Cancer teaches you to live in the moment, no matter how hard that moment is. You might be experiencing pain or hurt, but the ROCK of Ages has HIS hand upon you. HE will either heal you or not, but you know HE is there, walking through with you.
JOSHUA 1:5 "JUST AS I WAS WITH MOSES, SO I WILL BE WITH YOU. I WILL NOT LEAVE YOU OR FORSAKE YOU."
What a comfort to know.......to know HE is there with you. Yes my LORD was with me before the cancer and through the cancer and after.........HE WAS THERE and still is! Because my GOD has given me the courage to walk into the hardest thing I have ever had to experience in my life. So believe me, if any pink sister is reading this and you are a faithful dear child of GOD, HE is faithful, because HE is a great GOD! Don't doubt for one minute that HE will abandon you. You will see the evidence of HIS hand and provision, just because you are so desperate to find it and to know HE is there with HIS loving capable guidance and provision.
I've learned that I am stronger than I thought, but even stronger because of GOD. So many times I prayed for GOD to give me the strength to go into an operating room or another radiation treatment. And when I was sure that I couldn't, GOD gave me HIS courage to face what was in front of me. Of course HE came through, because HE does HIS best work when we are completely dependent and broken. Remember, a bruised reed HE will not break.
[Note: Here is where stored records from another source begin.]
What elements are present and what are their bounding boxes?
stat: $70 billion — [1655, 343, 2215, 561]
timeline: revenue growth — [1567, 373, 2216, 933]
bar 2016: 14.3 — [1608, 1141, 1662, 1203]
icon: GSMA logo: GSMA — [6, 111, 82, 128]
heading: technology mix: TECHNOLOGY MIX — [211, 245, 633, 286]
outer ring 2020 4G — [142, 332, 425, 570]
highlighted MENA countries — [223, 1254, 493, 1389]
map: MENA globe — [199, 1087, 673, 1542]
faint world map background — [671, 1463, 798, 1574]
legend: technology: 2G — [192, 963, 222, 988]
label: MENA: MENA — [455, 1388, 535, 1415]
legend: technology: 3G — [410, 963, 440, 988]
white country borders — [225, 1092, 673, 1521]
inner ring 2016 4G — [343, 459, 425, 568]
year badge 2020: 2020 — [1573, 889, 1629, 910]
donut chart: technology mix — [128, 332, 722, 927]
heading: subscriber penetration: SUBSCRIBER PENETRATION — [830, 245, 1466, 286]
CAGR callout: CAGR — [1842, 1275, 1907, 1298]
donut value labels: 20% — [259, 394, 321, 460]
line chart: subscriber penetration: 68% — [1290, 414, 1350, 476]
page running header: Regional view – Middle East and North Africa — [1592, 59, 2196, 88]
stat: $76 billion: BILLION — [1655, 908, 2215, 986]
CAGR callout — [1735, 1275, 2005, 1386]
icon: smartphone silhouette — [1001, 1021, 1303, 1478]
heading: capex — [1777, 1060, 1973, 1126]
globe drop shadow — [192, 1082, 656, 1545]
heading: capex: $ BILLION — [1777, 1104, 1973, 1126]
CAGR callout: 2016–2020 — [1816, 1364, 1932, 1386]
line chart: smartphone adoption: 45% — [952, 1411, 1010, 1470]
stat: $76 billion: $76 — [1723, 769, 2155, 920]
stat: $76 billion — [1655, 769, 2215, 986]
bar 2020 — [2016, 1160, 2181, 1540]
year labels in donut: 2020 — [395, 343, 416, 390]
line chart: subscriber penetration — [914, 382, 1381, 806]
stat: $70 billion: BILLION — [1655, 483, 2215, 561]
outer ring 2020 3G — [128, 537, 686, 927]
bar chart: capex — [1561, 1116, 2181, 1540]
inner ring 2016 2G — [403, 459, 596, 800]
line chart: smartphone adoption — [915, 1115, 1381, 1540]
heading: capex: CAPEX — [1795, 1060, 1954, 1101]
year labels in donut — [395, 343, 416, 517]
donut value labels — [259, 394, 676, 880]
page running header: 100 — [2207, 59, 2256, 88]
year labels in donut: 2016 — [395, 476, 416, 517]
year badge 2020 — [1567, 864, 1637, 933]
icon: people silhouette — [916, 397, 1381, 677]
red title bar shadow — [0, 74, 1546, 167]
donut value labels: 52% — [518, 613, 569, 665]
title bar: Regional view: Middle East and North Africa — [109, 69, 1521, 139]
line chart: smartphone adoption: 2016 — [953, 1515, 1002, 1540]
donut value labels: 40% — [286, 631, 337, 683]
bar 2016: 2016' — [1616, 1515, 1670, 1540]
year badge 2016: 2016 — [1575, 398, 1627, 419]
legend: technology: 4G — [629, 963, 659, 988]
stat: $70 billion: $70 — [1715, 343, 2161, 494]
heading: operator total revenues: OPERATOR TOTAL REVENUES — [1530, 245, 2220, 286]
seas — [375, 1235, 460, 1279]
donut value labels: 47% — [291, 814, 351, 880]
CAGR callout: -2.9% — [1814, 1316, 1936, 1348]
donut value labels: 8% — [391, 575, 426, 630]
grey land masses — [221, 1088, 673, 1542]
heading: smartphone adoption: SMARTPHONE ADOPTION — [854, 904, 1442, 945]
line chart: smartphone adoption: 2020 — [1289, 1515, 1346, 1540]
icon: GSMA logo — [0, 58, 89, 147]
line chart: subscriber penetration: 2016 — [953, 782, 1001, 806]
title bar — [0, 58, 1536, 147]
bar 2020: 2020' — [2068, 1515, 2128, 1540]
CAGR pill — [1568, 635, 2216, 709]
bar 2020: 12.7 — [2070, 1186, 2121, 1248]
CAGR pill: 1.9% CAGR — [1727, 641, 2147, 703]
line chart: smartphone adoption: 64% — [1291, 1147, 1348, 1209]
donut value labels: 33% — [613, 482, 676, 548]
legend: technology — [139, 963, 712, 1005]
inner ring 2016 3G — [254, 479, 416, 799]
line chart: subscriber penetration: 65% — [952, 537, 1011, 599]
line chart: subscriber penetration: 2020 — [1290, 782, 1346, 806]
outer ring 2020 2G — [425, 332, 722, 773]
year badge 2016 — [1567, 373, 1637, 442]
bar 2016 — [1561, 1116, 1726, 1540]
ROMANS 4: 16 "THAT IS WHY IT DEPENDS ON FAITH, IN ORDER THAT THE PROMISE MAY REST ON GRACE AND BE GUARANTEED TO ALL HIS OFFSPRING."
And I so often rested in HIS grace.......and the grace of others. HE sent the sweetest friends around me to support me in any way they could. There were many prayers said over me and even some friends visited me and stayed with me, just to see me after cancer. That touched my heart the most, that those sweet friends needed to be with me and to love on me.
And so I am living now in the after and the unknown, but the fear is not there, only the peace of GOD. HE will never abandon me, cancer or not. And that is a very real comfort. I can move forward and not be terrified of cancer or any other disease that could come my way. Today I cling to HIS truth and I cling to HIS goodness and strength. Dear one, if you are a cancer survivor, or if you are in the battle, I pray you will cling to GOD too in any way you can. HE is always faithful, loving and true!
MATTHEW 11: 28 "COME TO ME, ALL YOU WHO ARE WEARY AND BURDENED, AND I WILL GIVE YOU REST."